The two want nothing less than a "Fourth Republic," a new Poland -- a vision reflected in the name of their Law and Order Party. With its mixture of nationalism, populism and Euro-skepticism, the party was already wildly successful in the 2002 local elections. Lech Kaczynski was voted in to the Warsaw city hall with a large majority and -- on Sept. 25 -- the party came out tops in the parliamentary elections with 27 percent of the vote. Coalition negotiations with the liberal Civic Platform (PO) -- which took 24 percent of the vote -- are ongoing.

It's probably best to consider Poland a part of the Anglosphere rather than of Europe.

Posted by Orrin Judd at October 6, 2005 10:11 AM


So how do we explain your post of a few days ago?

Posted by: Matt Murphy at October 6, 2005 11:25 AM


Poland requires a massive reaction to fifty years of Communist rule. I fear it's too early for them to adopt the Third Way though it would eventually make sense. It was easy for us because the Second Way had such limited success here.

Posted by: oj at October 6, 2005 11:33 AM

Maybe I missed one, but I can't think of another country within the Anglosphere that hasn't been run/occupied by Britain or the US. Is this a fluke, or a potential new trend?

Posted by: Jay at October 6, 2005 11:57 AM


Of course, Poles, unlike the people of most any other nation, both fought for American independence and defended Britain against the Nazis. They're original members.

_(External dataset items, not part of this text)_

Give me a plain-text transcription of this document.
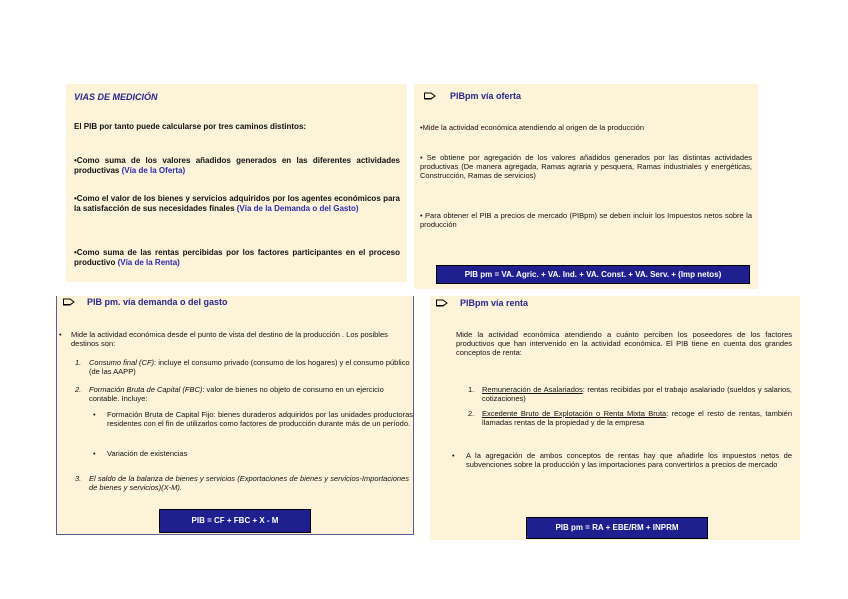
VIAS DE MEDICIÓN
El PIB por tanto puede calcularse por tres caminos distintos:
•Como suma de los valores añadidos generados en las diferentes actividades productivas (Vía de la Oferta)
•Como el valor de los bienes y servicios adquiridos por los agentes económicos para la satisfacción de sus necesidades finales (Vía de la Demanda o del Gasto)
•Como suma de las rentas percibidas por los factores participantes en el proceso productivo (Vía de la Renta)
PIBpm vía oferta
•Mide la actividad económica atendiendo al origen de la producción
• Se obtiene por agregación de los valores añadidos generados por las distintas actividades productivas (De manera agregada, Ramas agraria y pesquera, Ramas industriales y energéticas, Construcción, Ramas de servicios)
• Para obtener el PIB a precios de mercado (PIBpm) se deben incluir los Impuestos netos sobre la producción
PIB pm = VA. Agric. + VA. Ind. + VA. Const. + VA. Serv. + (Imp netos)
PIB pm. vía demanda o del gasto
• Mide la actividad económica desde el punto de vista del destino de la producción . Los posibles destinos son:
1. Consumo final (CF): incluye el consumo privado (consumo de los hogares) y el consumo público (de las AAPP)
2. Formación Bruta de Capital (FBC): valor de bienes no objeto de consumo en un ejercicio contable. Incluye:
• Formación Bruta de Capital Fijo: bienes duraderos adquiridos por las unidades productoras residentes con el fin de utilizarlos como factores de producción durante más de un período.
• Variación de existencias
3. El saldo de la balanza de bienes y servicios (Exportaciones de bienes y servicios-Importaciones de bienes y servicios)(X-M).
PIB = CF + FBC + X - M
PIBpm vía renta
Mide la actividad económica atendiendo a cuánto perciben los poseedores de los factores productivos que han intervenido en la actividad económica. El PIB tiene en cuenta dos grandes conceptos de renta:
1. Remuneración de Asalariados: rentas recibidas por el trabajo asalariado (sueldos y salarios, cotizaciones)
2. Excedente Bruto de Explotación o Renta Mixta Bruta: recoge el resto de rentas, también llamadas rentas de la propiedad y de la empresa
• A la agregación de ambos conceptos de rentas hay que añadirle los impuestos netos de subvenciones sobre la producción y las importaciones para convertirlos a precios de mercado
PIB pm = RA + EBE/RM + INPRM
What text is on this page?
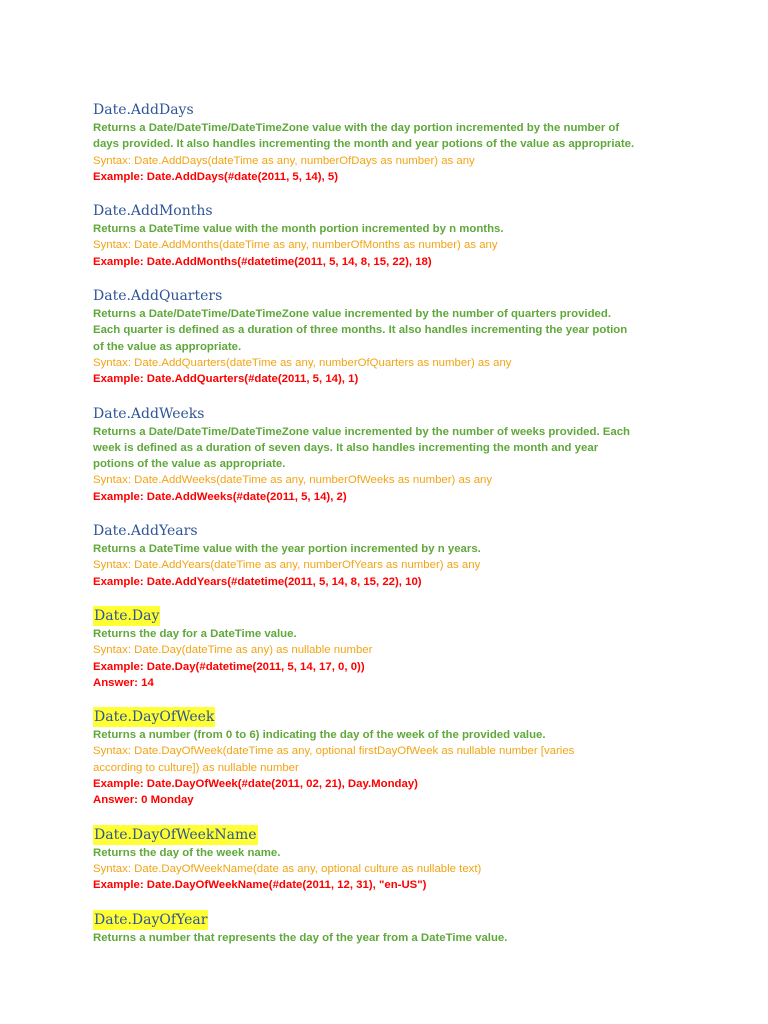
Date.AddDays
Returns a Date/DateTime/DateTimeZone value with the day portion incremented by the number of
days provided. It also handles incrementing the month and year potions of the value as appropriate.
Syntax: Date.AddDays(dateTime as any, numberOfDays as number) as any
Example: Date.AddDays(#date(2011, 5, 14), 5)
Date.AddMonths
Returns a DateTime value with the month portion incremented by n months.
Syntax: Date.AddMonths(dateTime as any, numberOfMonths as number) as any
Example: Date.AddMonths(#datetime(2011, 5, 14, 8, 15, 22), 18)
Date.AddQuarters
Returns a Date/DateTime/DateTimeZone value incremented by the number of quarters provided.
Each quarter is defined as a duration of three months. It also handles incrementing the year potion
of the value as appropriate.
Syntax: Date.AddQuarters(dateTime as any, numberOfQuarters as number) as any
Example: Date.AddQuarters(#date(2011, 5, 14), 1)
Date.AddWeeks
Returns a Date/DateTime/DateTimeZone value incremented by the number of weeks provided. Each
week is defined as a duration of seven days. It also handles incrementing the month and year
potions of the value as appropriate.
Syntax: Date.AddWeeks(dateTime as any, numberOfWeeks as number) as any
Example: Date.AddWeeks(#date(2011, 5, 14), 2)
Date.AddYears
Returns a DateTime value with the year portion incremented by n years.
Syntax: Date.AddYears(dateTime as any, numberOfYears as number) as any
Example: Date.AddYears(#datetime(2011, 5, 14, 8, 15, 22), 10)
Date.Day
Returns the day for a DateTime value.
Syntax: Date.Day(dateTime as any) as nullable number
Example: Date.Day(#datetime(2011, 5, 14, 17, 0, 0))
Answer: 14
Date.DayOfWeek
Returns a number (from 0 to 6) indicating the day of the week of the provided value.
Syntax: Date.DayOfWeek(dateTime as any, optional firstDayOfWeek as nullable number [varies
according to culture]) as nullable number
Example: Date.DayOfWeek(#date(2011, 02, 21), Day.Monday)
Answer: 0 Monday
Date.DayOfWeekName
Returns the day of the week name.
Syntax: Date.DayOfWeekName(date as any, optional culture as nullable text)
Example: Date.DayOfWeekName(#date(2011, 12, 31), "en-US")
Date.DayOfYear
Returns a number that represents the day of the year from a DateTime value.
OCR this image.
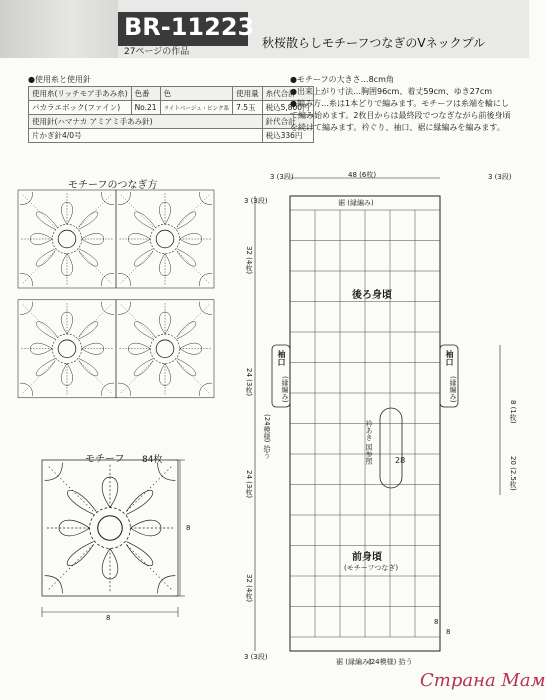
BR-11223
27ページの作品
秋桜散らしモチーフつなぎのVネックプル
●使用糸と使用針
使用糸(リッチモア手あみ糸)	色番	色	使用量	糸代合計
パカラエボック(ファイン)	No.21	ライトベージュ・ピンク系	7.5玉	税込5,800円
使用針(ハマナカ アミアミ手あみ針)				針代合計
片かぎ針4/0号				税込336円
●モチーフの大きさ…8cm角
●出来上がり寸法…胸囲96cm、着丈59cm、ゆき27cm
●編み方…糸は1本どりで編みます。モチーフは糸端を輪にして編み始めます。2枚目からは最終段でつなぎながら前後身頃を続けて編みます。衿ぐり、袖口、裾に縁編みを編みます。
モチーフのつなぎ方
モチーフ 84枚
8
8
48 (6枚)
3 (3段)	3 (3段)
裾 (縁編み)
後ろ身頃
前身頃
(モチーフつなぎ)
裾 (縁編み)
(24模様) 拾う
袖口
(縁編み)
袖口
(縁編み)
衿あき 図参照	28
8
8
3 (3段)
32 (4枚)
24 (3枚)
(24模様) 拾う
24 (3枚)
32 (4枚)
3 (3段)
8 (1枚)
20 (2.5枚)
Страна Мам
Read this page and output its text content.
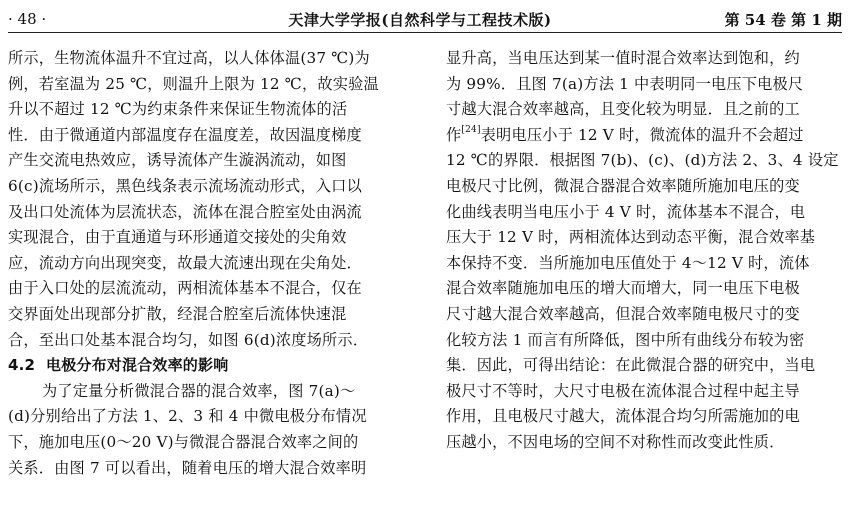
· 48 ·	天津大学学报(自然科学与工程技术版)	第 54 卷 第 1 期
所示，生物流体温升不宜过高，以人体体温(37 ℃)为
例，若室温为 25 ℃，则温升上限为 12 ℃，故实验温
升以不超过 12 ℃为约束条件来保证生物流体的活
性．由于微通道内部温度存在温度差，故因温度梯度
产生交流电热效应，诱导流体产生漩涡流动，如图
6(c)流场所示，黑色线条表示流场流动形式，入口以
及出口处流体为层流状态，流体在混合腔室处由涡流
实现混合，由于直通道与环形通道交接处的尖角效
应，流动方向出现突变，故最大流速出现在尖角处．
由于入口处的层流流动，两相流体基本不混合，仅在
交界面处出现部分扩散，经混合腔室后流体快速混
合，至出口处基本混合均匀，如图 6(d)浓度场所示．
4.2 电极分布对混合效率的影响
为了定量分析微混合器的混合效率，图 7(a)～
(d)分别给出了方法 1、2、3 和 4 中微电极分布情况
下，施加电压(0～20 V)与微混合器混合效率之间的
关系．由图 7 可以看出，随着电压的增大混合效率明
显升高，当电压达到某一值时混合效率达到饱和，约
为 99%．且图 7(a)方法 1 中表明同一电压下电极尺
寸越大混合效率越高，且变化较为明显．且之前的工
作[24]表明电压小于 12 V 时，微流体的温升不会超过
12 ℃的界限．根据图 7(b)、(c)、(d)方法 2、3、4 设定
电极尺寸比例，微混合器混合效率随所施加电压的变
化曲线表明当电压小于 4 V 时，流体基本不混合，电
压大于 12 V 时，两相流体达到动态平衡，混合效率基
本保持不变．当所施加电压值处于 4～12 V 时，流体
混合效率随施加电压的增大而增大，同一电压下电极
尺寸越大混合效率越高，但混合效率随电极尺寸的变
化较方法 1 而言有所降低，图中所有曲线分布较为密
集．因此，可得出结论：在此微混合器的研究中，当电
极尺寸不等时，大尺寸电极在流体混合过程中起主导
作用，且电极尺寸越大，流体混合均匀所需施加的电
压越小，不因电场的空间不对称性而改变此性质．
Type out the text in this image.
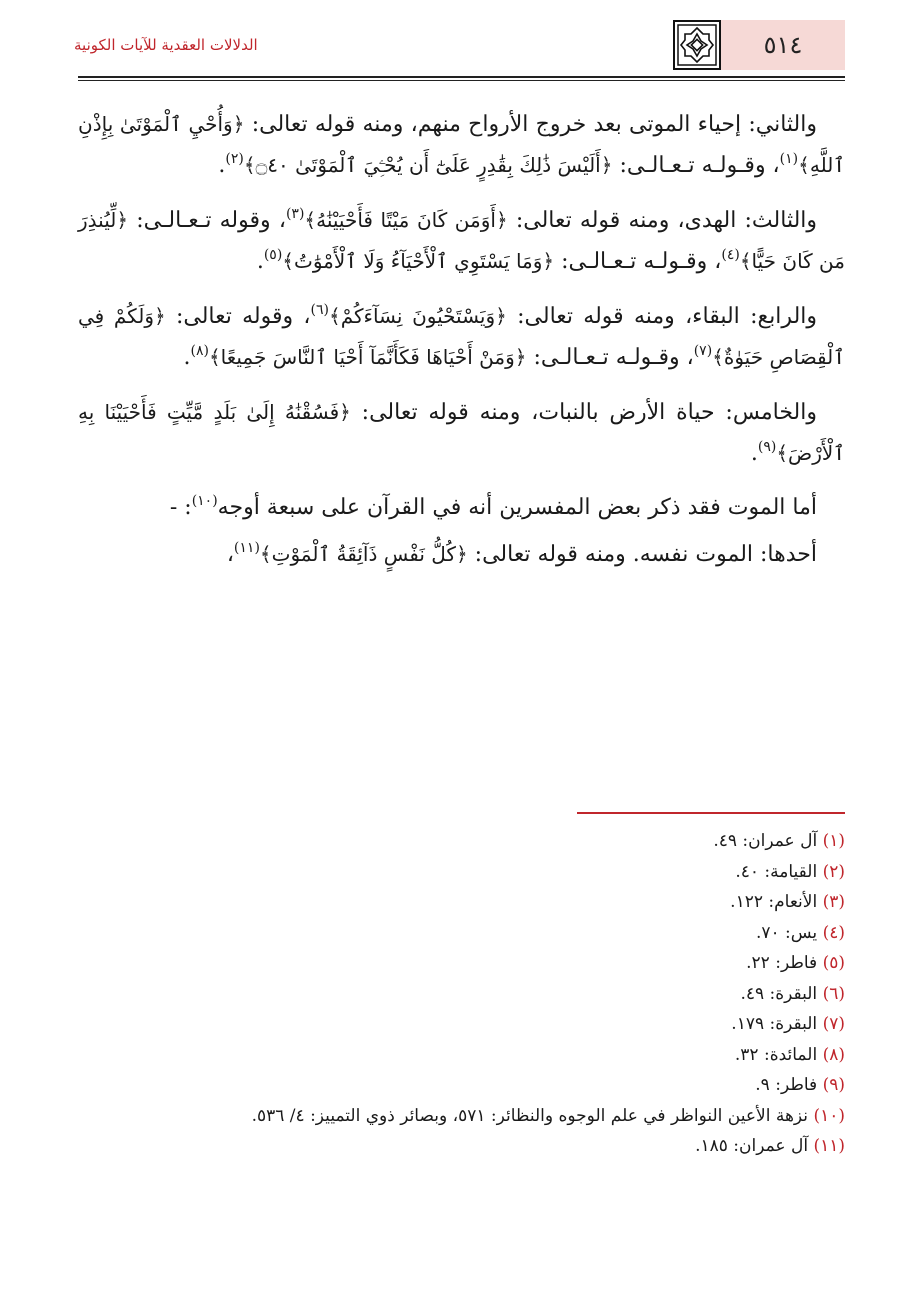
٥١٤
الدلالات العقدية للآيات الكونية

والثاني: إحياء الموتى بعد خروج الأرواح منهم، ومنه قوله تعالى: ﴿وَأُحْيِ ٱلْمَوْتَىٰ بِإِذْنِ ٱللَّهِ﴾$^{(١)}$، وقـولـه تـعـالـى: ﴿أَلَيْسَ ذَٰلِكَ بِقَٰدِرٍ عَلَىٰٓ أَن يُحْـِۧيَ ٱلْمَوْتَىٰ ۝٤٠﴾$^{(٢)}$.

والثالث: الهدى، ومنه قوله تعالى: ﴿أَوَمَن كَانَ مَيْتًا فَأَحْيَيْنَٰهُ﴾$^{(٣)}$، وقوله تـعـالـى: ﴿لِّيُنذِرَ مَن كَانَ حَيًّا﴾$^{(٤)}$، وقـولـه تـعـالـى: ﴿وَمَا يَسْتَوِي ٱلْأَحْيَآءُ وَلَا ٱلْأَمْوَٰتُ﴾$^{(٥)}$.

والرابع: البقاء، ومنه قوله تعالى: ﴿وَيَسْتَحْيُونَ نِسَآءَكُمْ﴾$^{(٦)}$، وقوله تعالى: ﴿وَلَكُمْ فِي ٱلْقِصَاصِ حَيَوٰةٌ﴾$^{(٧)}$، وقـولـه تـعـالـى: ﴿وَمَنْ أَحْيَاهَا فَكَأَنَّمَآ أَحْيَا ٱلنَّاسَ جَمِيعًا﴾$^{(٨)}$.

والخامس: حياة الأرض بالنبات، ومنه قوله تعالى: ﴿فَسُقْنَٰهُ إِلَىٰ بَلَدٍ مَّيِّتٍ فَأَحْيَيْنَا بِهِ ٱلْأَرْضَ﴾$^{(٩)}$.

أما الموت فقد ذكر بعض المفسرين أنه في القرآن على سبعة أوجه$^{(١٠)}$: -

أحدها: الموت نفسه. ومنه قوله تعالى: ﴿كُلُّ نَفْسٍ ذَآئِقَةُ ٱلْمَوْتِ﴾$^{(١١)}$،

(١) آل عمران: ٤٩.
(٢) القيامة: ٤٠.
(٣) الأنعام: ١٢٢.
(٤) يس: ٧٠.
(٥) فاطر: ٢٢.
(٦) البقرة: ٤٩.
(٧) البقرة: ١٧٩.
(٨) المائدة: ٣٢.
(٩) فاطر: ٩.
(١٠) نزهة الأعين النواظر في علم الوجوه والنظائر: ٥٧١، وبصائر ذوي التمييز: ٤/ ٥٣٦.
(١١) آل عمران: ١٨٥.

Posted by: oj at October 6, 2005 12:02 PM

Excellent. That opens up my understanding of potential members. Thanks for the enlightenment.

Posted by: Jay at October 6, 2005 12:17 PM


You can't beat this guy on the topic:


Posted by: oj at October 6, 2005 12:32 PM

Thanks for the link. That was an excellent read.

Posted by: Jay at October 6, 2005 3:13 PM

OJ: Did you watch Foyle's War on Sunday and, if so, did you enjoy the Brit who complained about going to war for Poland, to whom Britain owed nothing?

Posted by: David Cohen at October 6, 2005 4:24 PM


It was exquisite. Of course, the whole show is just so myth-shattering I lap it up.

Posted by: oj at October 6, 2005 5:30 PM

If people want to understand Poland and democracy, they should study the history of the Polish-Lithuanian Commonwealth, especially the Partition era when they created modern Europe's first constitutional government.

Posted by: Chris Durnell at October 6, 2005 6:29 PM

My only worry is that Foyle is getting a little too good to be true. Horowitz seems to be falling into the classic trap of historical fiction: having his hero be in effect the author's contemporary, reacting with contemporary mores to the fictionalized past. In the first series, when Foyle obstinantly refused to obey his superior, he was presented as kind of a crank. Now he's threatening to become a tolerant tower of rectitude.

Posted by: David Cohen at October 6, 2005 6:43 PM

Folks generally don't want too much historical truth.

Posted by: oj at October 6, 2005 6:55 PM

Tell me about it.

Posted by: David Cohen at October 6, 2005 7:39 PM

Folks generally don't want too much contemporary truth.